In a statement, Patient First wrote, “During registration, if a minor patient is accompanied by an adult who states that they are the patient’s parent, we take them at their word. If the adult states that they are the child’s guardian, we require documentation to confirm that before patient can be registered,” KRON reported. When the feelings began to register, Dresser said she was still uncertain how to react. “I don’t know if I should be ticked or cry,” Dresser posted on Facebook. Feeling that she might have been the victim of discrimination, Dresser reached out in another Facebook post to see if anyone else had similar experiences at that urgent care facility.
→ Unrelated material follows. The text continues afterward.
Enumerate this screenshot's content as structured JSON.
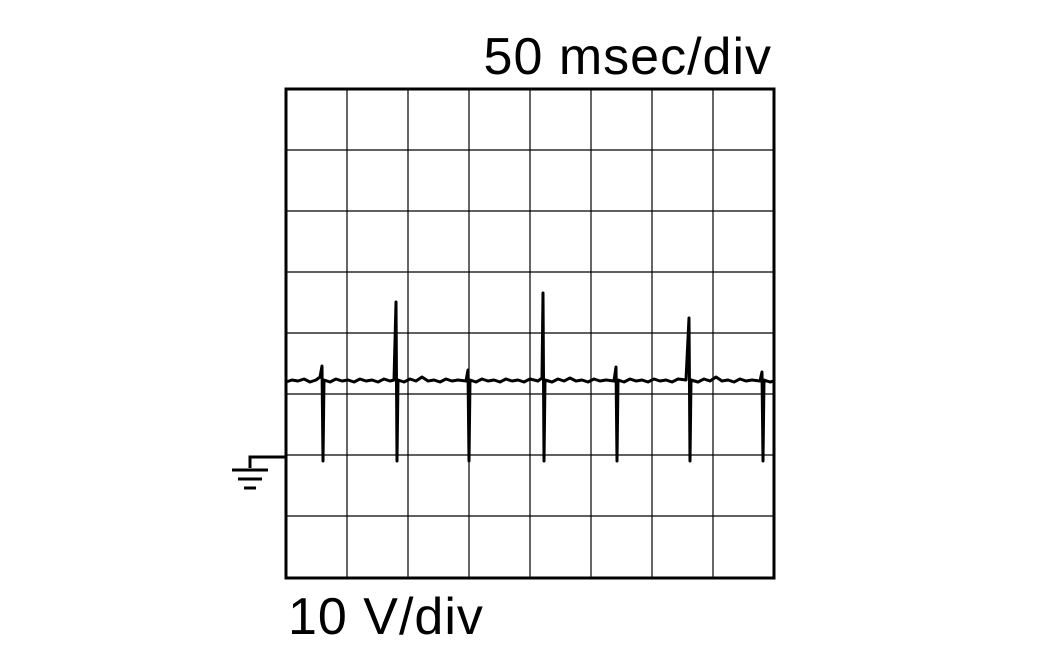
{
  "time_scale": "50 msec/div",
  "voltage_scale": "10 V/div"
}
The overwhelming majority had not, which fueled a fire in the mother, who said her daughter witnessed the encounter and was never asked to show an insurance card — which Dresser reported had matching surnames. After airing her grievances on social media, Dresser emailed Patient First’s corporate parent. In the e-mailed letter Dresser shared on Facebook, she wrote “my daughter and I were treated with what can only be blatant racism. The two clerks that were working with us told me that because I did not carry guardianship papers they would not allow my daughter to be seen by a doctor. If I had a white daughter, would they expect me to carry a birth certificate on my person? No, they would not have discriminated against us.” She continued, “The people at your facility made an assumption about my family that was most certainly based on race. At a minimum, your employees need to have immediate and intense sensitivity training.” The corporate office apologized after receiving the message from Dresser, who said “I think people out there need to understand that families come in all shapes and sizes and that it’s important to respect all families,” WJLA reported.